Los pasos del taller:
 - Nos evaluaron con un péndulo cómo estamos de energías en los diferentes chackras.

- Kung fu sexual femenino: no se trata de la práctica del kung fu, sino de conocer el significado de la palabra kung fu, entrenamiento. Esta técnica nos enseña a ser conscientes de los músculos relacionados con la sexualidad y aplicar un entrenamiento específico en los mismos como nos explican en este vídeo
- Masaje taoísta en nuestros pechos y en nuestros ovarios con el Aceite Embellecedor del Busto remodela visiblemente el volumen del busto y realza su silueta de forma 100% natural. Lo probamos: Se empieza con 12 movimientos de lengua hacia la izquierda, se traga saliva, 12 círculos hacia la derecha. Se sigue con 12 movimientos con la forma de nuestro pecho hacia la izquierda, 12 a la derecha y otra vez 12 hacia a la izquierda.

- Aprendimos la técnica de la piedra de cuarzo rosa: huevos vaginales, es un instrumento terapéutico natural que ayuda a sanar enfermedades de los órganos femeninos trabajando el primer y segundo chackra fortaleciendo el sistema genital femenino. Al huevo de le pone unas gotas de Sensuality (una de mis néctares de Alqvimia preferidos) antes de introducirlo.
El cuarzo rosa se considera la piedra del amor y que fusiona lo femenino con lo masculino.

- La moxa alquímica tiene la propiedad de activar el calor el el cuerpo y absorbe la negatividad.
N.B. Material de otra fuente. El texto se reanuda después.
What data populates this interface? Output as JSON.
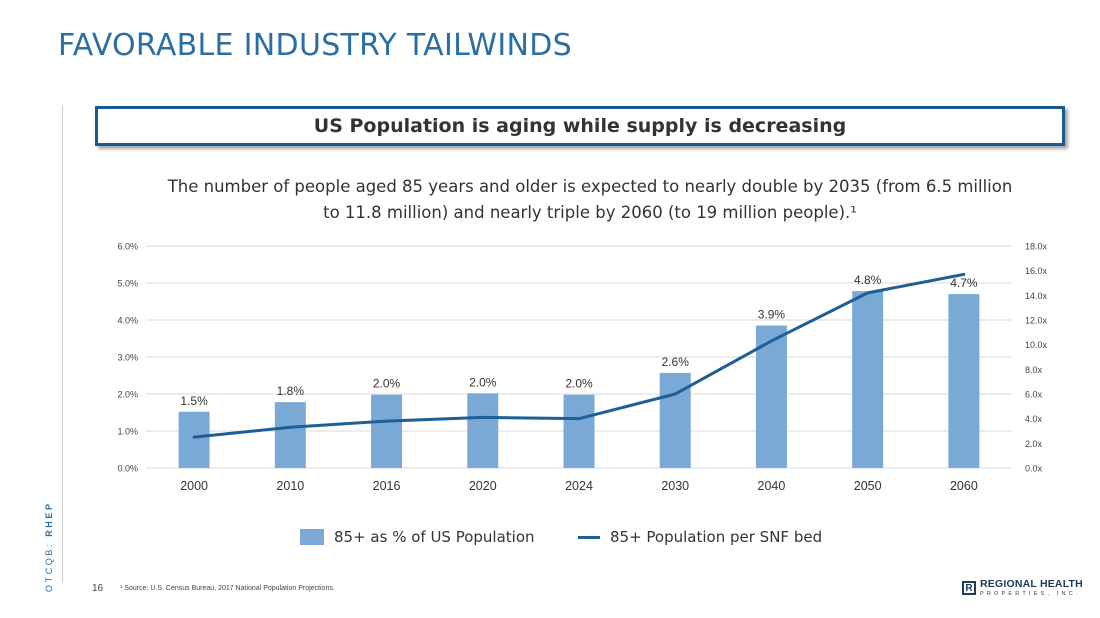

Además regulariza la menstruación y alivia los dolores relacionados con ella. Se aplica durante diez minutos encima de los ovarios con un paño rojo de algodón.

Con todo este proceso de iniciación, ahora tengo que hacer mis deberes en casa, con el cofre de Alqvimia para el empoderamiento femenino:

Haré todo el proceso y actualizaré este artículo con mis opiniones. De momento puedo compartir que mi experiencia fue relajante y paradójicamente también energizante, vibrante, y fabulosa.
Esta experiencia tambien la podéis disfrutar con los talleres prácticos para el empoderamiento de la mujer, en sus tiendas que nos ayudan a conectar con nuestro poder y fuerza interior femenina mediante técnicas enriquecedoras. Este proceso tiene como objetivo potenciar nuestra salud, autoestima, sistema hormonal, sexualidad y en definitiva, la manera de encarar la vida desde la energía femenina.
Mi experiencia terminó con un genial almuerzo en el maravilloso pueblo medieval de Besalú en el restaurante Pont Vell.